BIBLIAON. Bíblia Sagrada Online. Online. 2022. Disponível em: . Acesso em: 11 mai. 2022.
BRASIL, André. Ver por meio do invisível. Revista Novos Estudos, V. 35, n. 3. Cebrap: São Paulo. 2016. p. 125-146.
CHAKRABARTY, Dipesh. provincializing europe: Postcolonial Thought and Historical Difference. Princeton University Press, 2007.
PELBART, Peter Pál. Imagens do (nosso) tempo. In: FURTADO, Beatriz. Imagem contemporânea – Vol. 2. São Paulo: Editora Hedra, 2009.

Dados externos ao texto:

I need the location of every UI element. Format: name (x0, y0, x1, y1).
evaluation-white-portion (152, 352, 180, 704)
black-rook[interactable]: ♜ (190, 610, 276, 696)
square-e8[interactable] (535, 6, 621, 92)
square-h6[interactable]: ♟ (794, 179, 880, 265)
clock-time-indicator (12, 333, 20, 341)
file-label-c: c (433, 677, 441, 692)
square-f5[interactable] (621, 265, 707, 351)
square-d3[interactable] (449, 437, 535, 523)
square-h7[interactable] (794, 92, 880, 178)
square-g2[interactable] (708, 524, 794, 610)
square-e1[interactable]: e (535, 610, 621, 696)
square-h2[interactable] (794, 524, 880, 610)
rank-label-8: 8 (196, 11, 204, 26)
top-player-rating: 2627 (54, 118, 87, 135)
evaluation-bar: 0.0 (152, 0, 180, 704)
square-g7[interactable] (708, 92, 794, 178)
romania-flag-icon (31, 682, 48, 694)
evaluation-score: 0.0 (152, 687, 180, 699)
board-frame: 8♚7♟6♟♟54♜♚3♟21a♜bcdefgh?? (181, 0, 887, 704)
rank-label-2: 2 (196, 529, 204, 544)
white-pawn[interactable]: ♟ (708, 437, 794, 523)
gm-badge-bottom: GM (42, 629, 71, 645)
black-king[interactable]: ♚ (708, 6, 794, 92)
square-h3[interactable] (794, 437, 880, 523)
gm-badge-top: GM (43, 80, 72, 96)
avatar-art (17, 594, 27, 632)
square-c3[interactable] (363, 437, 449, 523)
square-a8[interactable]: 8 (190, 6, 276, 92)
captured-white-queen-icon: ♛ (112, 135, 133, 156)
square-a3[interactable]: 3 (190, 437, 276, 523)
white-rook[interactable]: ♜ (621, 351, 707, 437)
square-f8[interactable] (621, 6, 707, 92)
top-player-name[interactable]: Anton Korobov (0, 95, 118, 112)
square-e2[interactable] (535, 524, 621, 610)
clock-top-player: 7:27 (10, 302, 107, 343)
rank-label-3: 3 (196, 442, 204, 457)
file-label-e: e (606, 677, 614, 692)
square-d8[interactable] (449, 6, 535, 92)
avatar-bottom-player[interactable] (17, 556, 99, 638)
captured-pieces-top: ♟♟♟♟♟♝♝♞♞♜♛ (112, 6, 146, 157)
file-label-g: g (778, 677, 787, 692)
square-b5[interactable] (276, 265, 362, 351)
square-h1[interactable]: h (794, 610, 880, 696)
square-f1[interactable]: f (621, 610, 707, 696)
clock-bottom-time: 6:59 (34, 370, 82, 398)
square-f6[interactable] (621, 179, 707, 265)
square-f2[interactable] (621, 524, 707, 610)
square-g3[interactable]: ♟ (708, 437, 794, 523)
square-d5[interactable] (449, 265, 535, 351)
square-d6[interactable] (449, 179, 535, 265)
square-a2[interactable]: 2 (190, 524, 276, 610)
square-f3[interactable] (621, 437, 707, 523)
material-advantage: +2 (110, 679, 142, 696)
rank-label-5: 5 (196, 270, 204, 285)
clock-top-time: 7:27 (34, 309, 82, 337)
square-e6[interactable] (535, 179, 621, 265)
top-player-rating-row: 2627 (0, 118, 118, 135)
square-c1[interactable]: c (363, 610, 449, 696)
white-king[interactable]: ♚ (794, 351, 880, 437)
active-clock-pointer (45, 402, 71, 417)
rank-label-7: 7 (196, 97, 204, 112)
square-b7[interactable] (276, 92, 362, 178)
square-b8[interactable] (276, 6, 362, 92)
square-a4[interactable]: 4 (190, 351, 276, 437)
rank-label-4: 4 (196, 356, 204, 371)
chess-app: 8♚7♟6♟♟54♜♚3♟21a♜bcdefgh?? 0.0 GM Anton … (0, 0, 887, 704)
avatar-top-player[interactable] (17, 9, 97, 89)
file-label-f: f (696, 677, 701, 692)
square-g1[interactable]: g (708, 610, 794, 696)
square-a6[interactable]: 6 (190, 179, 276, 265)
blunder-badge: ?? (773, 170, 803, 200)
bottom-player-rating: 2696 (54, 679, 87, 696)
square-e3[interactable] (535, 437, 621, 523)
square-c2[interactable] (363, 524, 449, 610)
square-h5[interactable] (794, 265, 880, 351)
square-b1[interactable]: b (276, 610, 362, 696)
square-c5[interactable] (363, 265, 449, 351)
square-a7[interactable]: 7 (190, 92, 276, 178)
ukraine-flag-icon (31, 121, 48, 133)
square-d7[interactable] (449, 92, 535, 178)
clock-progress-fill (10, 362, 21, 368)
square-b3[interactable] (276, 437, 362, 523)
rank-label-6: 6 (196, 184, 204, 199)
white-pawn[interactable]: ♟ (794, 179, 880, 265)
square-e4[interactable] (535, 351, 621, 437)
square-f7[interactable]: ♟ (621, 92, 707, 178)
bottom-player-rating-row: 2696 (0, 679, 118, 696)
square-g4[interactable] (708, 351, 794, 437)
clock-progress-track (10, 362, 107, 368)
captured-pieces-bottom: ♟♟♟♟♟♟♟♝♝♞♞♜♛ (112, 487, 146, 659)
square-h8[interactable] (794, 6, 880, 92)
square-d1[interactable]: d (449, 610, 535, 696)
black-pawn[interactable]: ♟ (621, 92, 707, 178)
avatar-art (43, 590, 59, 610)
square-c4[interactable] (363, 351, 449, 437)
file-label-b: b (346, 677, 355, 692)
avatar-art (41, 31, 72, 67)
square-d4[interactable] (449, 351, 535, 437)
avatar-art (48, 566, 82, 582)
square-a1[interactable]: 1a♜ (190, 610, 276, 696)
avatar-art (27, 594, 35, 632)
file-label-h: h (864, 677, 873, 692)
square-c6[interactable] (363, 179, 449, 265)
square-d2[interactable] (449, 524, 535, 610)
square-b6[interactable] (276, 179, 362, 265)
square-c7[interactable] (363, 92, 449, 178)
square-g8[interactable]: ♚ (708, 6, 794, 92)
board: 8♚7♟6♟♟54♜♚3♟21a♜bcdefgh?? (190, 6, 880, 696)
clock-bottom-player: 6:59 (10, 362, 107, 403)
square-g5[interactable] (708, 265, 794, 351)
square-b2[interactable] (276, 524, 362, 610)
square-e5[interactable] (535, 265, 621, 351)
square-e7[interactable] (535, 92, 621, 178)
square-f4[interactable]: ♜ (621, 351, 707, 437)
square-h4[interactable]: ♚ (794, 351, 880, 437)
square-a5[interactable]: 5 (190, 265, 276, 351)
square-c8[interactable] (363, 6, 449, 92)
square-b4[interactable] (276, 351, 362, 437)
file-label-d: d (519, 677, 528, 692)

PEREIRA, Levi Marques. Imagens kaiowá do sistema social e seu entorno. 2004. 449 p. Tese (Doutorado em Antropologia Social) – Universidade de São Paulo, São Paulo, 2004.
RIBEIRO, Darcy. Confissões. 2. ed. São Paulo: Companhia das Letras, 2002.
VIVEIROS DE CASTRO, Eduardo. Perspectival anthropology and the method of controlled equivocation. Tipití: Journal for the Society of Anthropology of Lowland South America, v. 2, n. 1, 2004.